Exploring the Tech Debt In Your Codebase
Editorial note: I originally wrote this for the NDepend blog. You can check out the original here, at their site. While you’re there, check out the tech debt features in the newest version of NDepend.
Recently, I posted about how the new version of NDepend lets you compute tech debt. In that post, I learned that I had earned a “B” out of the box. With 40 minutes of time investment, I could make that an “A.” Not too shabby!
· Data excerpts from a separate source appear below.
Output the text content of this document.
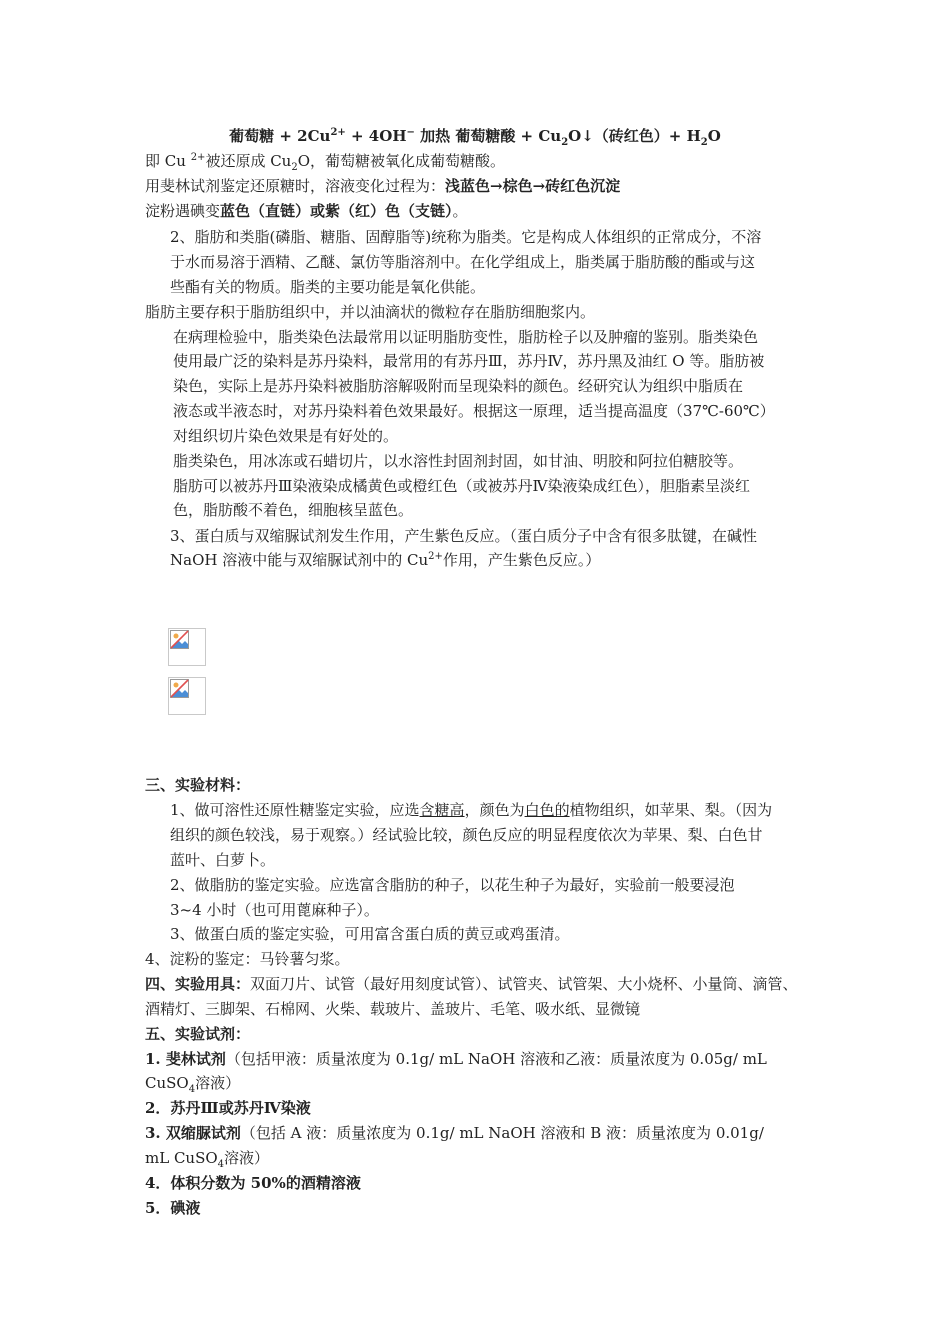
葡萄糖 + $2Cu^{2+} + 4OH^-$ 加热 葡萄糖酸 + $Cu_2O↓$（砖红色）+ $H_2O$
即 Cu $^{2+}$被还原成 $Cu_2O$，葡萄糖被氧化成葡萄糖酸。
用斐林试剂鉴定还原糖时，溶液变化过程为：浅蓝色→棕色→砖红色沉淀
淀粉遇碘变蓝色（直链）或紫（红）色（支链）。
2、脂肪和类脂(磷脂、糖脂、固醇脂等)统称为脂类。它是构成人体组织的正常成分，不溶
于水而易溶于酒精、乙醚、氯仿等脂溶剂中。在化学组成上，脂类属于脂肪酸的酯或与这
些酯有关的物质。脂类的主要功能是氧化供能。
脂肪主要存积于脂肪组织中，并以油滴状的微粒存在脂肪细胞浆内。
在病理检验中，脂类染色法最常用以证明脂肪变性，脂肪栓子以及肿瘤的鉴别。脂类染色
使用最广泛的染料是苏丹染料，最常用的有苏丹Ⅲ，苏丹Ⅳ，苏丹黑及油红 O 等。脂肪被
染色，实际上是苏丹染料被脂肪溶解吸附而呈现染料的颜色。经研究认为组织中脂质在
液态或半液态时，对苏丹染料着色效果最好。根据这一原理，适当提高温度（37℃-60℃）
对组织切片染色效果是有好处的。
脂类染色，用冰冻或石蜡切片，以水溶性封固剂封固，如甘油、明胶和阿拉伯糖胶等。
脂肪可以被苏丹Ⅲ染液染成橘黄色或橙红色（或被苏丹Ⅳ染液染成红色），胆脂素呈淡红
色，脂肪酸不着色，细胞核呈蓝色。
3、蛋白质与双缩脲试剂发生作用，产生紫色反应。（蛋白质分子中含有很多肽键，在碱性
NaOH 溶液中能与双缩脲试剂中的 $Cu^{2+}$作用，产生紫色反应。）
三、实验材料：
1、做可溶性还原性糖鉴定实验，应选含糖高，颜色为白色的植物组织，如苹果、梨。（因为
组织的颜色较浅，易于观察。）经试验比较，颜色反应的明显程度依次为苹果、梨、白色甘
蓝叶、白萝卜。
2、做脂肪的鉴定实验。应选富含脂肪的种子，以花生种子为最好，实验前一般要浸泡
3~4 小时（也可用蓖麻种子）。
3、做蛋白质的鉴定实验，可用富含蛋白质的黄豆或鸡蛋清。
4、淀粉的鉴定：马铃薯匀浆。
四、实验用具：双面刀片、试管（最好用刻度试管）、试管夹、试管架、大小烧杯、小量筒、滴管、
酒精灯、三脚架、石棉网、火柴、载玻片、盖玻片、毛笔、吸水纸、显微镜
五、实验试剂：
1. 斐林试剂（包括甲液：质量浓度为 0.1g/ mL NaOH 溶液和乙液：质量浓度为 0.05g/ mL
CuSO$_4$溶液）
2．苏丹Ⅲ或苏丹Ⅳ染液
3. 双缩脲试剂（包括 A 液：质量浓度为 0.1g/ mL NaOH 溶液和 B 液：质量浓度为 0.01g/
mL CuSO$_4$溶液）
4．体积分数为 50%的酒精溶液
5．碘液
In that same post, I also talked about the various settings in and around “debt settings.” With debt settings, you can change units of debt (time, money), thresholds, and assumptions of working capacity. For folks at the intersection of tech and business, this provides an invaluable way to communicate with the business.
But I really just scratched the surface with that mention. You’re probably wondering what this looks like in more detail. How does this interact with the NDepend features you already know and love? Well, today, I’d like to take a look at just that.
To start, let’s look at the queries and rules explorer in some detail.
Introducing Quality Gates
Take a look at this screenshot, and you’ll notice some renamed entries, some new entries, and some familiar ones.
In the past, “Code Smells” and “Code Regressions” had the names “Code Quality” and “Code Quality Regression,” respectively. With that resolved, the true newcomers sit on top: Quality Gates and Hot Spots. Let’s talk about quality gates.